- Theatrical release poster
- Italian: Riusciranno i nostri eroi a ritrovare l'amico misteriosamente scomparso in Africa?
- Directed by: Ettore Scola
- Written by: Agenore Incrocci; Furio Scarpelli; Ettore Scola;
- Produced by: Gianni Hecht Lucari
- Starring: Alberto Sordi; Bernard Blier; Nino Manfredi;
- Cinematography: Claudio Cirillo
- Edited by: Franco Arcalli
- Music by: Armando Trovajoli
- Production company: Documento Film
- Distributed by: Titanus
- Release date: 19 December 1968;
- Running time: 130 minutes
- Country: Italy
- Language: Italian

= Will Our Heroes Be Able to Find Their Friend Who Has Mysteriously Disappeared in Africa? =

1968 film by Ettore Scola

Will Our Heroes Be Able to Find Their Friend Who Has Mysteriously Disappeared in Africa? (Riusciranno i nostri eroi a ritrovare l'amico misteriosamente scomparso in Africa?) is a 1968 Italian adventure-comedy film co-written and directed by Ettore Scola.

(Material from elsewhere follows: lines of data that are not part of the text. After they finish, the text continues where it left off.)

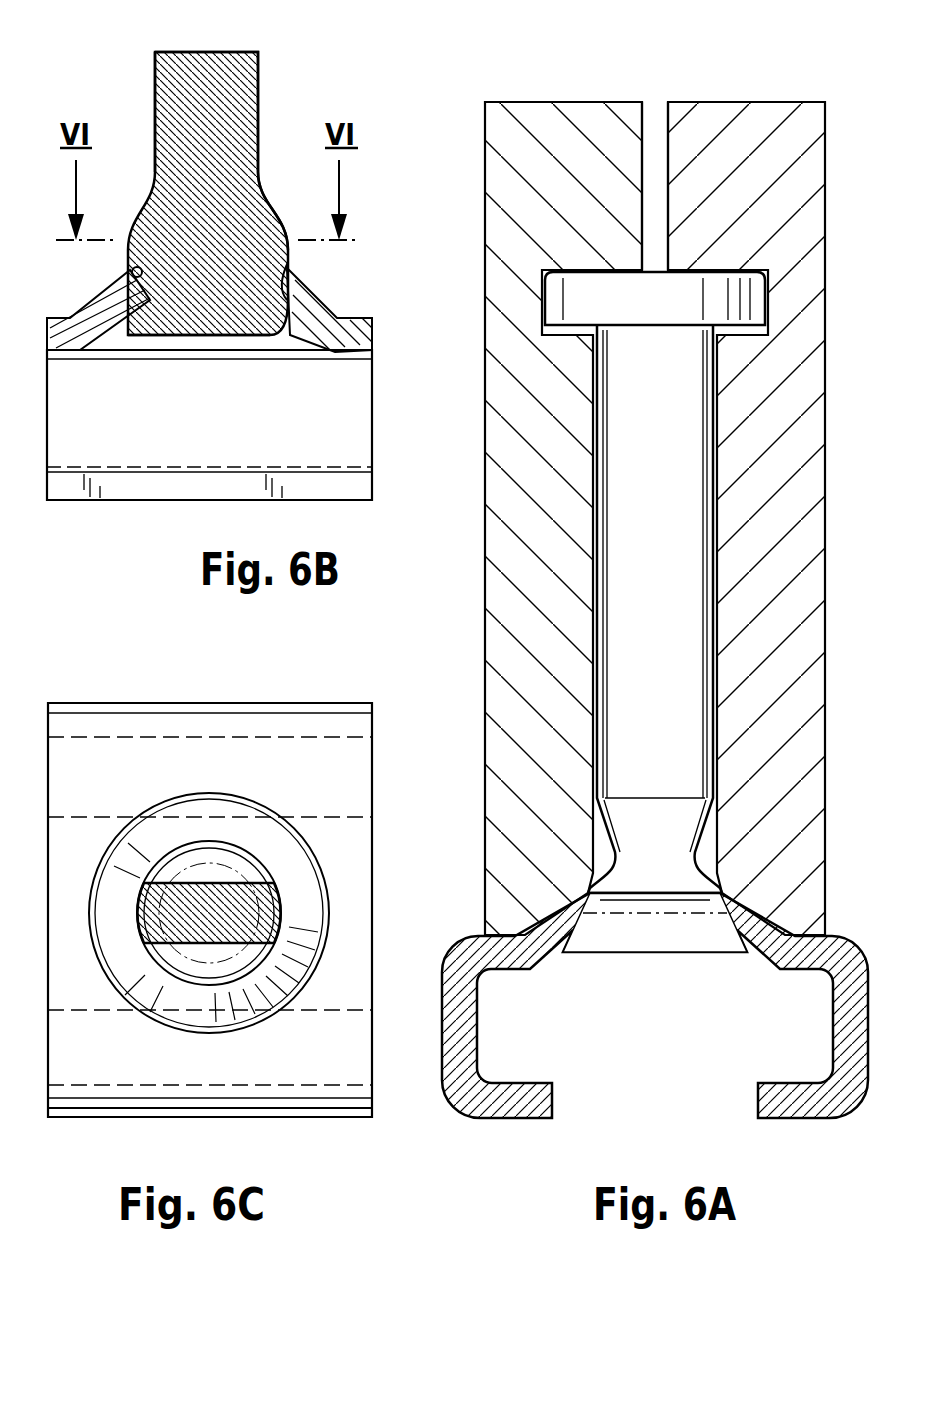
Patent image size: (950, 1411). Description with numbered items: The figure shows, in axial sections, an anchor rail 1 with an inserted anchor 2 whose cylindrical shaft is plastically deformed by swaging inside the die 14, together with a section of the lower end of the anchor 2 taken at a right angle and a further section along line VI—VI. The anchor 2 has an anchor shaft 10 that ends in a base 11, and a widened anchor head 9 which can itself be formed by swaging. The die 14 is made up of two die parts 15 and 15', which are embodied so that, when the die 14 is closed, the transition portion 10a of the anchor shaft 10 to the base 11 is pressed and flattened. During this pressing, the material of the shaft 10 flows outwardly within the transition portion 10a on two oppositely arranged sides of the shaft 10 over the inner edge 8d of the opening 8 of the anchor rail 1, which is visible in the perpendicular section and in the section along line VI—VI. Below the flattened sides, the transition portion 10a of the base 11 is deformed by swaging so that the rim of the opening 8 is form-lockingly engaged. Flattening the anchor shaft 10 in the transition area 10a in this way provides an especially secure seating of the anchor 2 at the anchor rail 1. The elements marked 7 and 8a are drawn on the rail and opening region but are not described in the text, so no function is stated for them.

In FIG. 6B, the anchor rail 1 is at (355, 308).
In FIG. 6B, the anchor 2 is at (136, 82).
In FIG. 6B, the sheet metal strip 7 is at (294, 300).
In FIG. 6C, the sheet metal strip 7 is at (308, 898).
In FIG. 6B, the opening 8 is at (246, 296).
In FIG. 6B, the hole edge 8a is at (130, 268).
In FIG. 6B, the inner edge 8d is at (156, 300).
In FIG. 6C, the inner edge 8d is at (252, 864).
In FIG. 6A, the anchor head 9 is at (664, 312).
In FIG. 6B, the anchor shaft 10 is at (237, 68).
In FIG. 6A, the anchor shaft 10 is at (668, 523).
In FIG. 6B, the transition portion 10a is at (270, 232).
In FIG. 6C, the transition portion 10a is at (274, 922).
In FIG. 6B, the base 11 is at (203, 330).
In FIG. 6A, the base 11 is at (650, 925).
In FIG. 6A, the die 14 is at (655, 76).
In FIG. 6A, the die part 15 is at (563, 480).
In FIG. 6A, the die part 15' is at (746, 480).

The film was the sixth highest-grossing release at the Italian box office in the 1968–69 season.

==Plot==
The Roman businessman Fausto Di Salvio can no longer stand his work and his sloppy and emotionless way of life. The chance to escape from this "prison" occurs when the news of the death of his brother-in-law, Oreste Sabbatini, known as "Titino", arrives from Africa. Fausto, with his employee Ubaldo, his firm's accountant, leaves immediately to Angola in search of Titino, a journey that will take many months of travel and will involve them in many adventures. They follow in Titino's tracks, but it seems that he cannot be found. From what they learn by speaking to people who have met him, Titino appears to be a man of many resources who has left behind him many people crazy of him, but even someone who was cheated by him and who would be glad to lay hands on him.

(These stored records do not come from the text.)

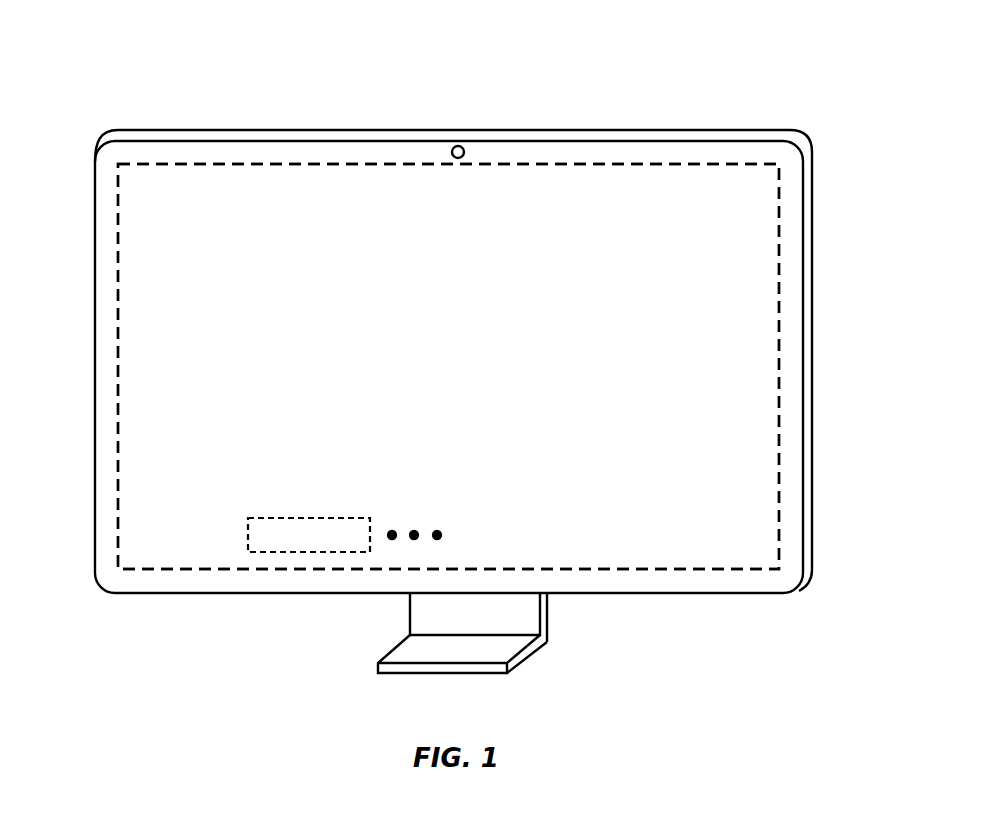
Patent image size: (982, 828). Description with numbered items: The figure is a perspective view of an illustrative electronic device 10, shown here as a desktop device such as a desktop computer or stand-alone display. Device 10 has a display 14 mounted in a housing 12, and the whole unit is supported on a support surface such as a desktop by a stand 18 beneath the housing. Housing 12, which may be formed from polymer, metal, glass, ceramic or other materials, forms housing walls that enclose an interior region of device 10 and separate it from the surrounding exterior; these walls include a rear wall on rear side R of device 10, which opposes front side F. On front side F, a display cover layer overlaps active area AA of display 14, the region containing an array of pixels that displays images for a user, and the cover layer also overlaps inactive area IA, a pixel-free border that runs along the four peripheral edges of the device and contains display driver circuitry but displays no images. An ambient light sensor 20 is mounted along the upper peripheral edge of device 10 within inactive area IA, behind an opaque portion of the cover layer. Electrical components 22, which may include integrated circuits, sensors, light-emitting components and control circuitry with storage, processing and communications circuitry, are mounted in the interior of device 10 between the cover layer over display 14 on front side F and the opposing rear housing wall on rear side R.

The electronic device 10 is at (673, 78).
The housing 12 is at (813, 517).
The display 14 is at (754, 249).
The stand 18 is at (550, 620).
The ambient light sensor 20 is at (452, 151).
The electrical components 22 is at (273, 553).
The rear side R is at (191, 122).
The front side F is at (150, 503).
The inactive area IA is at (792, 305).
The active area AA is at (778, 358).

As they lose hope that they will ever find Titino, Fausto and Ubaldo are captured by a tribe of natives who turn out to be governed by the shaman Oreste, the brother-in-law of Fausto. They propose to Titino to come back with them to Italy. After some hesitation, Titino decides to accompany them to Italy. However, once aboard the ship departing the place where he had long lived among the natives, he finds himself unable to endure separation from the tribe that had welcomed and cared for him. He therefore leaps from the vessel bound for Europe and swims back to the people he loves.

== Cast ==
- Alberto Sordi as Fausto Di Salvio
- Nino Manfredi as Oreste Sabatini (Titino)
- Bernard Blier as Ubaldo Palmarini
- Giuliana Lojodice as Marisa
- Franca Bettoia as Rita
- Manuel Zarzo as Pedro Tomeo
- Erika Blanc as Genevieve

== Production==
The plot is loosely based on books by Salgari, Verne and Conrad that Scola read as a child and on Italian Disney comics artist Romano Scarpa's comic Topolino e il Pippotarzan (1957).

Production of the film started in 1965, with the working title Mister Sabatini, suppongo ('Mister Sabatini, I Suppose'). Except for a few scenes shot in Pescasseroli and in some locations near Rome, the film was entirely shot in Angola. It started a trend in Italian cinema of using extremely long film titles.

==Reception==
The film was released in Italy on 19 December 1968 and was a massive success, grossing almost 2 billion lire at the Italian box office. In France, the film's anti-colonialist themes were opposed by its distributor, who cut several scenes without Scola's knowledge; the actor Bernard Blier discovered the cuts while dubbing his role and alerted Scola, resulting in the film's French release being delayed for about ten years.